De acordo com os dados da Abicalçados – Associação Brasileira das Indústrias de Calçados citados pelo Sourcing Journal, o país exportou 110,77 milhões de pares de calçado entre janeiro e novembro do ano passado, equivalente a 805,7 milhões de dólares, valores que representam um aumento de 31% e 34,6%, respetivamente, em comparação com o mesmo período de 2020. Já na comparação com 2019, o volume exportado regista uma subida de 5,6%, enquanto em termos de valor evidencia uma descida de 9,6%.
[©Savelli]
As exportações para os EUA, contudo, foram melhores, com um aumento de 59,2% em volume, para 13,55 milhões de pares, e uma subida de 61,3% em valor, para 204,36 milhões de dólares, em comparação com 2020. A quota de exportação para os EUA também subiu, indica Letícia Sperb Masselli, diretora do programa Brazilian Footwear da Abicalçados, situando-se agora nos 25%, em comparação com o valor histórico de 20%.
«Há muitas marcas que costumavam produzir na Ásia a procurarem fábricas brasileiras para produzir», garante Masselli. «Está a crescer muito e as nossas fábricas estão a ter de se ajustar ainda mais do que antes da pandemia para responder a essa procura», sublinha.
Embora as questões relacionadas com a cadeia de aprovisionamento em 2021 tenham «definitivamente» ajudado a aumentar o interesse na produção brasileira, a diretora do programa Brazilian Footwear refere que a Abicalçados começou a ouvir falar de um aumento das encomendas no final de 2020.

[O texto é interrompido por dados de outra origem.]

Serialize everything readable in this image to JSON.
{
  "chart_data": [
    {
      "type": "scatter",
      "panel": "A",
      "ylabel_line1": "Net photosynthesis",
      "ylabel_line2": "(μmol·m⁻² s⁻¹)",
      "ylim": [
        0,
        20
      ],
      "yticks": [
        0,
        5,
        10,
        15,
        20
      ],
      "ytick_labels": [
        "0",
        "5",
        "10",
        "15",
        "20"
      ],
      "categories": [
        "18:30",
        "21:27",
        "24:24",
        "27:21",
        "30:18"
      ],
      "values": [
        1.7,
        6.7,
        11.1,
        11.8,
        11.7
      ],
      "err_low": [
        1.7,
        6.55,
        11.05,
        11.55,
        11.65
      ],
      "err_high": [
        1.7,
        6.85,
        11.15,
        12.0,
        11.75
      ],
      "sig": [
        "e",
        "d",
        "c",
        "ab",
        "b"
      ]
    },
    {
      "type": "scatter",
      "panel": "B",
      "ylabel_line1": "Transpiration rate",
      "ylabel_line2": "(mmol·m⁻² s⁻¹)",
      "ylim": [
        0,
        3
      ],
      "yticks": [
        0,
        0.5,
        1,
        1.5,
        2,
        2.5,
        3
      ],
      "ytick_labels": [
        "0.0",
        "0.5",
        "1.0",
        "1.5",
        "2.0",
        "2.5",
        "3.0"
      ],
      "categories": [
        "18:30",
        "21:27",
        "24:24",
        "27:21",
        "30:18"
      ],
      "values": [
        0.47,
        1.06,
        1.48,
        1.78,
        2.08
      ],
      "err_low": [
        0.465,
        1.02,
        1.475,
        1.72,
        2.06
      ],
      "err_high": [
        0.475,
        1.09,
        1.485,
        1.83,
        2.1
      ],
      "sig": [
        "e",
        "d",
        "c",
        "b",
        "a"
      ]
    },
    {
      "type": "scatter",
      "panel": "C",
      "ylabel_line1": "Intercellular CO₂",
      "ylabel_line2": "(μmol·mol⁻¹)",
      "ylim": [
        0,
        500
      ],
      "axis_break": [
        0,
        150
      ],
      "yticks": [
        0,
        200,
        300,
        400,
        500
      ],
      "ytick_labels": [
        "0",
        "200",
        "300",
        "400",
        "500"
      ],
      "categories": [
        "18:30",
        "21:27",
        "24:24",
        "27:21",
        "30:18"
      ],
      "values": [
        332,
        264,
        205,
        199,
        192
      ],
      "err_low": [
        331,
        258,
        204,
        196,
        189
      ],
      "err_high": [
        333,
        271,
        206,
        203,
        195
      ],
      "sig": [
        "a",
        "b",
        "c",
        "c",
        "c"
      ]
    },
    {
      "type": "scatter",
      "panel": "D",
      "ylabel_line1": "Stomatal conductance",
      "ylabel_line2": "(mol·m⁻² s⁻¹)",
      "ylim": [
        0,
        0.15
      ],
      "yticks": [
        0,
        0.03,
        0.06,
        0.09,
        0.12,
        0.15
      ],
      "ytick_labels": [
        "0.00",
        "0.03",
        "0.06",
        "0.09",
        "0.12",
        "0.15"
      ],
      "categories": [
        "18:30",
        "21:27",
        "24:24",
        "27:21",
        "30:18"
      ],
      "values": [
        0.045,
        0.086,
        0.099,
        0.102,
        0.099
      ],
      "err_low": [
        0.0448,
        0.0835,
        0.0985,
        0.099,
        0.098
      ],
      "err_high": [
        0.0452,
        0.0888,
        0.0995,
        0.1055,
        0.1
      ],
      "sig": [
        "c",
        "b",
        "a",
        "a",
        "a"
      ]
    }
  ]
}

«Há um grande movimento de pessoas que estão a falar de nearshoring. Claro que há algumas situações logísticas que têm impacto em todo o mundo, mas os problemas enormes são geríveis quando estamos mais próximos», afiança Letícia Sperb Masselli.
O peso da sustentabilidade
Com as preocupações ambientais a pesarem cada vez mais na estratégia das empresas, os negócios no Hemisfério Ocidental estão a voltar-se para práticas mais ecológicas para se diferenciarem da concorrência.
A Guatemala, por exemplo, tem 70% de energia renovável na rede, aponta Kim Glas. «Isso é fantástico, já que as pessoas continuam a tentar responder às emissões de carbono», destaca a CEO da NCTO.
[©Pegada]
No Brasil, a Savelli quer tornar a sua produção «100% sustentável» em alguns anos. A curto prazo, planeiam lançar uma linha amiga do ambiente em 2022. Já a Pegada tem diversas certificações no Brasil e juntou-se ao programa Origem Sustentável da Abicalçados.
«Quando começámos a ser abordados por compradores internacionais, sobretudo americanos e alguns compradores europeus, eles questionavam sobre a sustentabilidade. Já passou quase uma década em que temos trabalhado numa certificação de origem sustentável. Não certifica produtos, analisa os processos. Por isso, olhamos para a sustentabilidade de várias formas, não é apenas ambiental, mas também social, económica, olhamos para isso tudo… Não certificamos apenas fábricas de calçado, mas toda a cadeia de aprovisionamento», elucida Letícia Sperb Masselli.
O programa Origem Sustentável foi lançado internacionalmente em novembro, na Expo 2020. «É algo em que vamos trabalhar nos próximos anos, na comunicação disto internacionalmente», conclui Masselli.